Budget Deal Forces Little Change in US Spending Patterns

AFTER five months of jousting, jawboning, and staring each other down, the nation's top leaders have agreed to a $40 billion deficit cut this year - and $500 billion over the next five years. Some of the basic features of the package have been settled for several days: half the savings would come from spending cuts and half from higher taxes - including an increase in the top tax rate from 28 to 31 percent and a phase-out of exemptions for some high-income taxpayers.

Yet the hard-won budget agreement will only slightly affect larger trends in federal spending.

Most Americans have a dim, even distorted picture of where their tax money eventually goes, according to polling data. But the national budget forms a picture of a country whose burdens are shifting drastically.

The heaviest federal burdens are shifting from the nation's military and its interests in the world to supporting its elderly.

Federal spending on the elderly, mainly in the form of Social Security benefits, will account for about 35 percent of the budget this fiscal year, an amount that consumes about 7.3 percent of the US gross national product. Entitlements for the elderly are growing so steadily that the White House Office of Management and Budget estimates that Social Security will surpass defense spending within five years. Medicare spending is coming up fast.
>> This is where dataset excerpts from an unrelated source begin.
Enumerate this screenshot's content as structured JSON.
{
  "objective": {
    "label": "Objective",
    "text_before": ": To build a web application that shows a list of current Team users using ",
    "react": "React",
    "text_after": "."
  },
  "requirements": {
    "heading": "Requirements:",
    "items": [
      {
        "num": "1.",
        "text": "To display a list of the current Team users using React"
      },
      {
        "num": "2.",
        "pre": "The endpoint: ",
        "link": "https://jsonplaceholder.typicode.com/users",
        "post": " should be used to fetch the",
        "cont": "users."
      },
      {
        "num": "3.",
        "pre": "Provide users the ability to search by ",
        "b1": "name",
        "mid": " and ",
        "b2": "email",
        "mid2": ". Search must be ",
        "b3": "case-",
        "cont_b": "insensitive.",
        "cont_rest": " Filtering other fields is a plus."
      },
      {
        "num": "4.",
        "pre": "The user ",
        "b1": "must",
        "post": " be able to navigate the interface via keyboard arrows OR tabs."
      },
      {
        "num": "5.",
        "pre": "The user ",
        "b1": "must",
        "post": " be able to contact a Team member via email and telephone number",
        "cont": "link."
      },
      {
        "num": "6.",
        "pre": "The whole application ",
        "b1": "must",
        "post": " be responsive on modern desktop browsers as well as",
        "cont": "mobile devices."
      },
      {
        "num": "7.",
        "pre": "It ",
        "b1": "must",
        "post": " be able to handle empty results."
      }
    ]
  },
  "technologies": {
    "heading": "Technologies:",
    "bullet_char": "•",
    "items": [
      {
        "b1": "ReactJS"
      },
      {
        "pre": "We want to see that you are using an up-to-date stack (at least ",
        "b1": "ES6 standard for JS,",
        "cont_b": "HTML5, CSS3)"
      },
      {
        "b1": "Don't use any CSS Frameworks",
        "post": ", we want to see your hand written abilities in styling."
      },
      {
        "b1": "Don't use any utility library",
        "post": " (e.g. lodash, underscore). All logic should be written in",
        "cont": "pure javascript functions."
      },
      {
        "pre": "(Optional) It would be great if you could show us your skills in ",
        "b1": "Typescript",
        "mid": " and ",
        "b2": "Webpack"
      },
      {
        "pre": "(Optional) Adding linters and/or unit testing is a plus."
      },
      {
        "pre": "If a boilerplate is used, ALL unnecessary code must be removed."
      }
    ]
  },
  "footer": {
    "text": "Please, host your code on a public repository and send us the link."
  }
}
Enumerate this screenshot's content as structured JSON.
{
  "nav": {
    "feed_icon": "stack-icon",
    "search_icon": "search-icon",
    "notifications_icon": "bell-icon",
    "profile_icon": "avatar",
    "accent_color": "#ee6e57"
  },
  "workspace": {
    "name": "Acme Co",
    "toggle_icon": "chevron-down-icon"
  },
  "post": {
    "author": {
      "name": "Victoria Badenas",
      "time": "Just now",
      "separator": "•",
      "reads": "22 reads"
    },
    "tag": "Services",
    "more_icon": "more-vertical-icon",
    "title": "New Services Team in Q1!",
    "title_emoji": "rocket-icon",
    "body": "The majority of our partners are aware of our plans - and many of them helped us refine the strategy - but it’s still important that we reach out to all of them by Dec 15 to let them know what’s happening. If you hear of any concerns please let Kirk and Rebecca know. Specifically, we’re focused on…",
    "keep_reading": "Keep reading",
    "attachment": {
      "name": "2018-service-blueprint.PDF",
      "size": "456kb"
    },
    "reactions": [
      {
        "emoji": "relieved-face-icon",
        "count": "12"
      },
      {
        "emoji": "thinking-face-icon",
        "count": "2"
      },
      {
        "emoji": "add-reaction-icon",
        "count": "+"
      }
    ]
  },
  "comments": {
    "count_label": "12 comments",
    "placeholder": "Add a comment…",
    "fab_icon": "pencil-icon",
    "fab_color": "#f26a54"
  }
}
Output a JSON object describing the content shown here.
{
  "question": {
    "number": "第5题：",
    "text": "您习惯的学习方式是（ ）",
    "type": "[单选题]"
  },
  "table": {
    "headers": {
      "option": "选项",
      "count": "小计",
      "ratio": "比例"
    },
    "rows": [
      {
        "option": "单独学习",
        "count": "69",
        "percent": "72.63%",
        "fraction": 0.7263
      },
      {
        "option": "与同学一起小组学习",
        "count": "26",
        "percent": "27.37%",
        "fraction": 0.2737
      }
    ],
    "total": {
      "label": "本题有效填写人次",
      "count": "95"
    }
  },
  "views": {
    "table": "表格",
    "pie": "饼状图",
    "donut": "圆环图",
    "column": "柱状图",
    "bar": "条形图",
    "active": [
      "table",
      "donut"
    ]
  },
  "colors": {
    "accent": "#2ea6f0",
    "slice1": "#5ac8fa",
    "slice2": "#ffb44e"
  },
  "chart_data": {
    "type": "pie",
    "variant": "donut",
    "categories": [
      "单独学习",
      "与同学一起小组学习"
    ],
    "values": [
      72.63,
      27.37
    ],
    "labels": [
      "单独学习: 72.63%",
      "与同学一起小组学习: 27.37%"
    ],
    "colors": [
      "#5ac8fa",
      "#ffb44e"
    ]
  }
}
It has doubled every five years since 1975 and is projected to surpass both defense and Social Security early in the next century.

This week's budget package trimmed Medicare spending by roughly 5 percent, so the growth will be slightly moderated.

National defense is slowly declining as a share of the budget. It now accounts for about 25 percent of the $1.2 trillion budget.

Americans commonly grasp the relative importance of defense spending in their federal budget. But according to a Gallup survey taken last year for the Times Mirror organization, only 27 percent of the American public realizes that Social Security is one of the two largest spending categories in the budget. The most persistent distortion in the public notion of where its money goes concerns foreign aid. The single least popular part of the budget, foreign aid was tapped as one of the top two spending categories by 50 percent of Americans in the Gallup survey. Yet all foreign aid - humanitarian aid, security assistance, the entire State Department budget, and the United States Information Agency budget - add up to 1.5 percent of federal spending in the 1991 budget.

The fastest growing major expense in the federal budget is also the most alarming - interest on the national debt. Net interest now accounts for 14 percent of the federal budget.

After the deal for a $40 billion-deficit cut this year, the OMB projects a deficit of about $255 billion. Although that would mark a new record deficit in dollar terms, deficits have run far higher as a percentage of GNP. The peak year since World War II was 1983, when the deficit equaled 6.3 percent of GNP. It dropped almost in half in the late 1980s. But escalating deficit projections in recent months put it close to 5 percent of GNP.

The deficit would be $80 billion higher if the budgetmakers did not add in the surplus from the Social Security Trust Fund. This money is earmarked to pay fo the retirement of the baby-boom generation, but the government borrows it to help cover its shortfalls elsewhere.

The World War II deficits were stratospheric, reaching as high as 31 percent of the nation's GNP in 1943. But by 1947, the federal budget was running a slight surplus, growing out of its war debt. After the Korean war, the federal budget was scaled down about 20 percent, relative to the GNP. After Vietnam, however, the budgets held to their wartime high levels. ``That's the tipoff we were entering a new budgetary environment,'' says Allen Schick, a budget expert at the Urban Institute.

One reason politicians have found it difficult to cut budgets is the growth of ``mandatory'' programs. Mostly entitlement benefits to individuals, such as Social Security, mandatory programs have formulas and indexes established by law so that spending rises and falls according to demographic change. By 1994, the OMB expects half of all federal spending to fall in the mandatory category. Little of it is actually mandatory, however. Some of these programs are widely considered to be moral obligations the nation has incurred, yet Congress can legally change the programs to adjust their cost whenever it chooses.

As a practical matter, however, ``the great majority of fiscal 1991 spending is already in place no matter what Congress does,'' says Gary Burtless, a Brookings Institution economist.

Americans widely view federal bureaucracies as rife with waste. How much waste is difficult to pinpoint. One outside study in 1987, however, estimated that the Pentagon could save 20 to 25 percent of its weapons procurement costs with some feasible reforms in purchasing procedures. The study by the Center for Strategic and International Studies estimated that the military paid 90 to 200 percent higher prices than with an ideal system.

A decade ago, the Grace Commission found hundreds of billions of dollars in waste due to inefficiency. The General Accounting Office routinely estimates losses of similar magnitude through lax financial and management practices. The savings-and-loan bailout is their best argument. The cost of the bailout in the 1991 budget - although it has been moved off-budget for accounting purposes - is $62 billion, or about 5 percent of this year's federal spending.